Quorum abbondantemente superato e straripante vittoria dei SI su tutti e quattro i quesiti referendari. Tra domenica e lunedì alla fine è andato a votare il 57% dei circa 47 milioni di aventi diritto al voto (esclusi gli italiani all’estero). Sull’acqua,cancellato l’obbligo della gara e dell’ingresso dei privati. Le bollette andranno riviste ma servirà un tavolo tecnico. Le centrali non (ri)sorgeranno, abrogato il piano energetico. Premier e ministri a processo con le stesse eccezioni dei cittadini.

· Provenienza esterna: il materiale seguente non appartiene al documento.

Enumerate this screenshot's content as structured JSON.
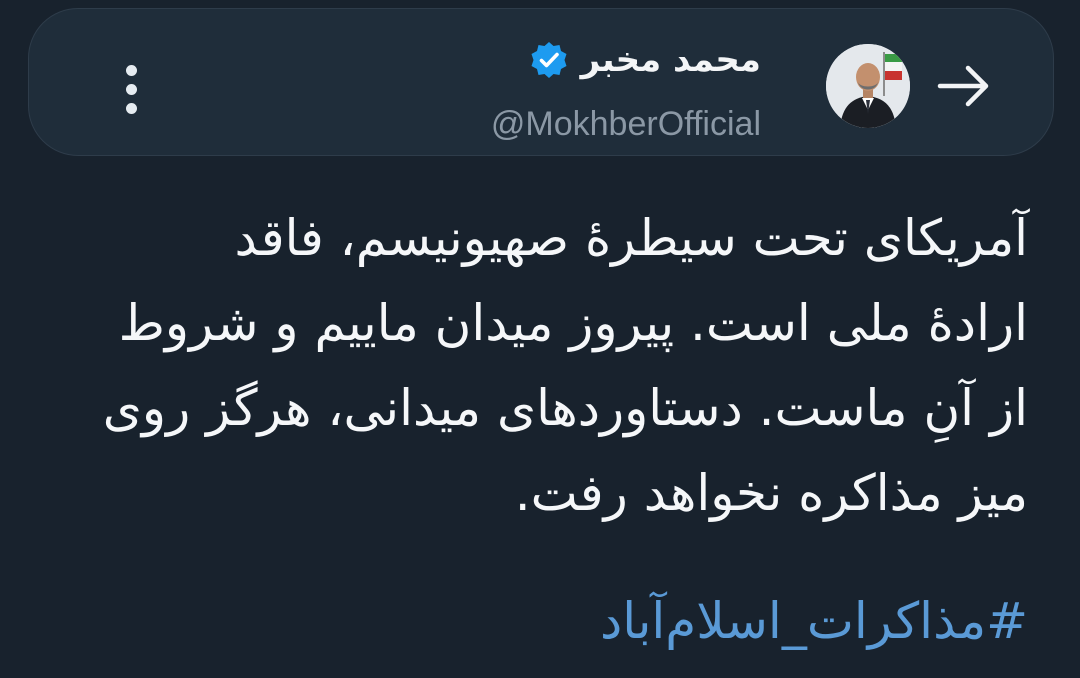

Il responso dei quattro referendum è chiaro, chiarissimo.
Così come gli effetti della sua studiata politicizzazione.
Ma proprio la spinta ad iperpoliticizzarli ha finito per far assumere anche un altro significato ai loro esiti, un senso inaspettato tanto quanto il superamento – dopo 16 anni di insuccessi diversamente motivati e spiegabili – della soglia del quorum.
E’ questo, probabilmente, il messaggio più importante emerso dalla primavera elettoral-referendaria e che accompagna quell’agognata “fase nuova” della politica italiana che nel paese reale, di fatto, si è già aperta.
E forte è soprattutto la realtà che fotografa e segnala. Nelle urne ma prima ancora nei circuiti associativi formali ed informali, nei passaparola di piazza ed internet, si è messa in moto una vera e propria “macchina degli schiaffi”.
Oggi la dose maggiore è toccata indubbiamente a chi governa – la coalizione Pdl – Lega ed il suo leader Silvio Berlusconi – ma i destinatari potenziali sono un po’ tutti i protagonisti della scena politica nazionale.
Chiunque pensasse di poter sostenere tranquillamente che “gli schiaffi” arrivati dal corpo elettorale in fondo riguardano solo altri, avrebbe già cominciato a prenotare, in dose massiccia, la prossima serie.
La “macchina degli schiaffi” è, infatti alimentata da aspettative deluse e da una miscela di preoccupazioni e di esigenti indignazioni che hanno un bersaglio principale, ma non risparmiano nessuno e quasi PRETENDONO interlocutori nuovi e credibili.
Il risultato del 12 e 13 giugno suona, in effetti, come una risposta scomoda e seria a quella che per me è “la vera domanda” posta agli italiani con questa consultazione:vi fidate o no dei valori e delle preoccupazioni che concretamente guidano coloro che amministrano lo Stato centrale e le realtà locali,oppure temete che quei poteri possano essere usati “contro” il bene comune e a fini personalistici e privati, cioè a spese del non mercanteggiabile interesse di ogni cittadino(e soprattutto dei più deboli) di vedersi garantiti beni, servizi standard civili, essenziali, nonché una progettazione saggia e sicura del futuro energetico di tutti? Beh,la risposta è stata una dichiarazione di sfiducia e un richiamo al dovere. Ed è appena l’inizio di un discorso. Al quale un grande contributo è venuto e potrà ancora venire dai cattolici italiani, che hanno le idee chiare su ciò che negoziabile non è (a cominciare dal rispetto pieno della vita umana e della sua permanente dignità e dalla valorizzazione del bene rappresentato dalla famiglia) e sul tanto e buono che, su quella solida base, si può fare con compagni di strada altrettanto onesti e chiari nel voler costruire un Paese più giusto,umano e capace di uscire dalla sindrome e quasi dalla voluttà) del declino. Per intanto, bisogna prendere atto di due realtà. Da una parte, c’è un fatto che condizionerà per almeno cinque anni scelte di governo e iniziative parlamentari in tema di acqua, di energia (non solo nucleare) e di iniziativa legislativa suscettibili di essere definita AD PERSONAM. Dall’altra, la trasversale forza del messaggio delle urne è il punto. C’è una vasta e crescente insofferenza per la qualità della politica attuale e nessuno degli attuali protagonisti della scena politica – né i partiti di governo, né tutti gli altri – può illudersi che il fenomeno sia passeggero. Il fenomeno comincia adesso.